I think I’ll always be a little sad
But maybe that’s okay.
It’s proof that you were here, right?
That you were real.
That what we had meant something.
That even if it was only for a little while,
I had something so sickeningly beautiful
nothing else will ever compare.
Maybe things are meant to last forever.
Maybe having been that happy at least once, is enough.
Please give a detailed explanation about the meaning and main idea of this poem.

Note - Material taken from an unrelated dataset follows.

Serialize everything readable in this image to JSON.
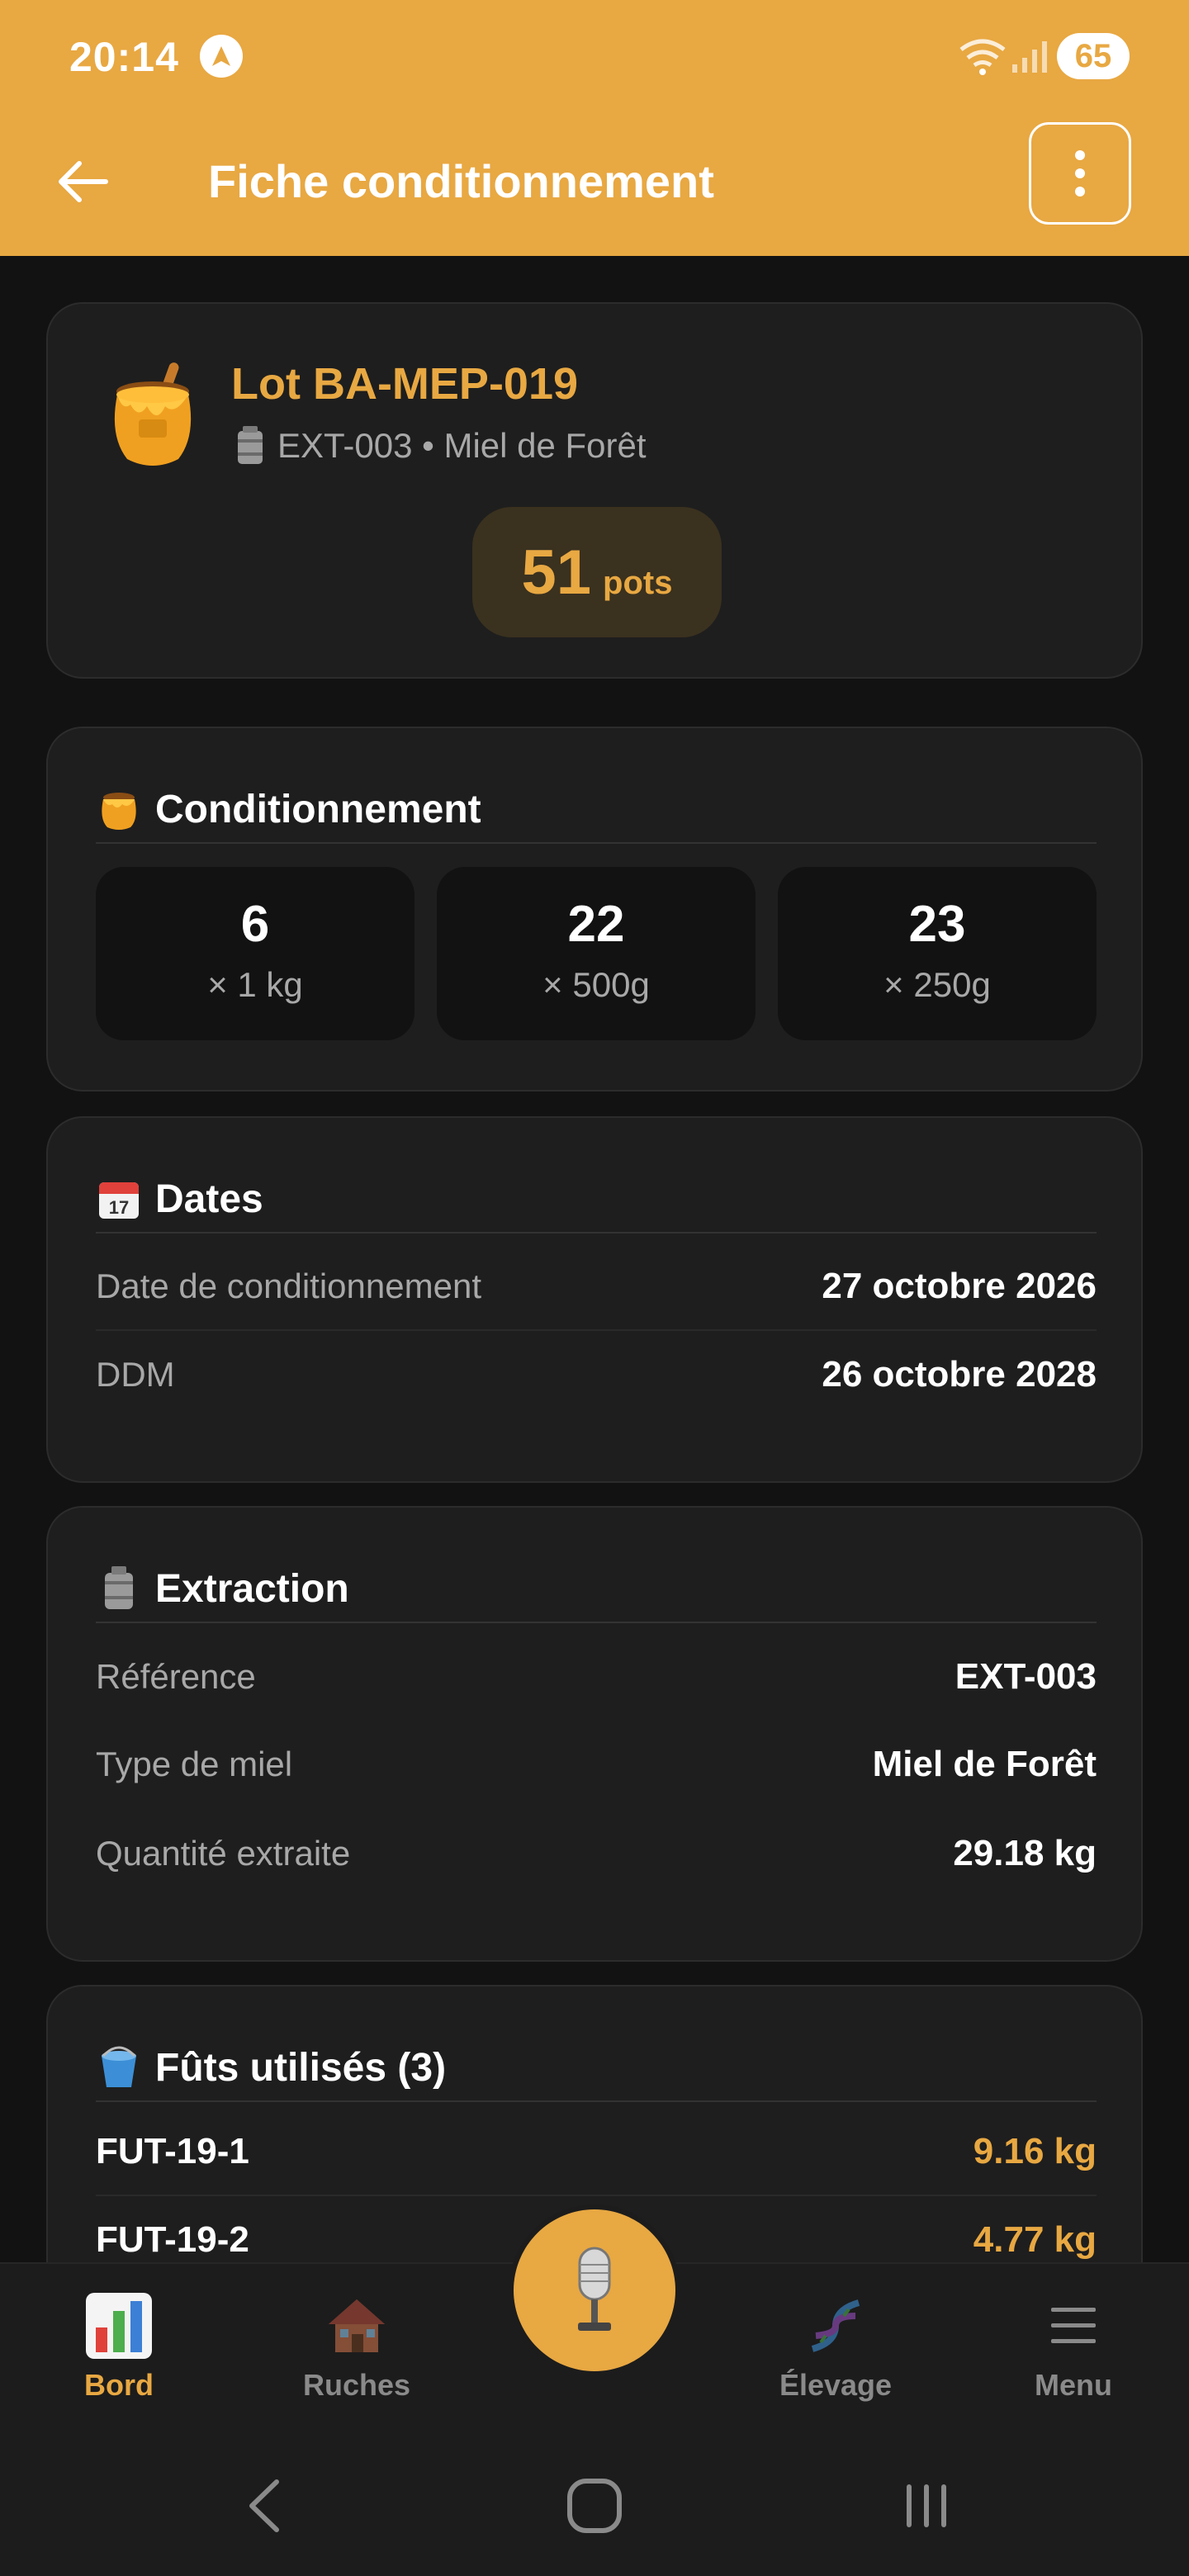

The primary theme of my poem revolves around the acknowledgment of loss and the accompanying emotions of sorrow. I aimed to express how my mind copes with grief by avoiding distressing feelings and worrying that things will never improve. However, I sought to transform the idea of "What if I never experience this connection again?" into a positive one by celebrating the fact that I was fortunate enough to have it once. I think that alone is worth celebrating.
Please explain your writing and thought process regarding this poem.
As I wrote this poem, my aim was to convey the newfound sense of acceptance I have towards mourning a loss. Often, I feel the need to put up a facade of happiness and positivity to avoid being perceived as negative. However, going through the grieving process has taught me that it's alright to feel sadness and in fact, there is a benefit to embracing it. Being upset need not always be negative, it can also have a positive aspect to it.
Why did you choose to write this poem?
I decided to write this poem as it has been a helpful reminder for me, and I hope it can provide the same benefit to others.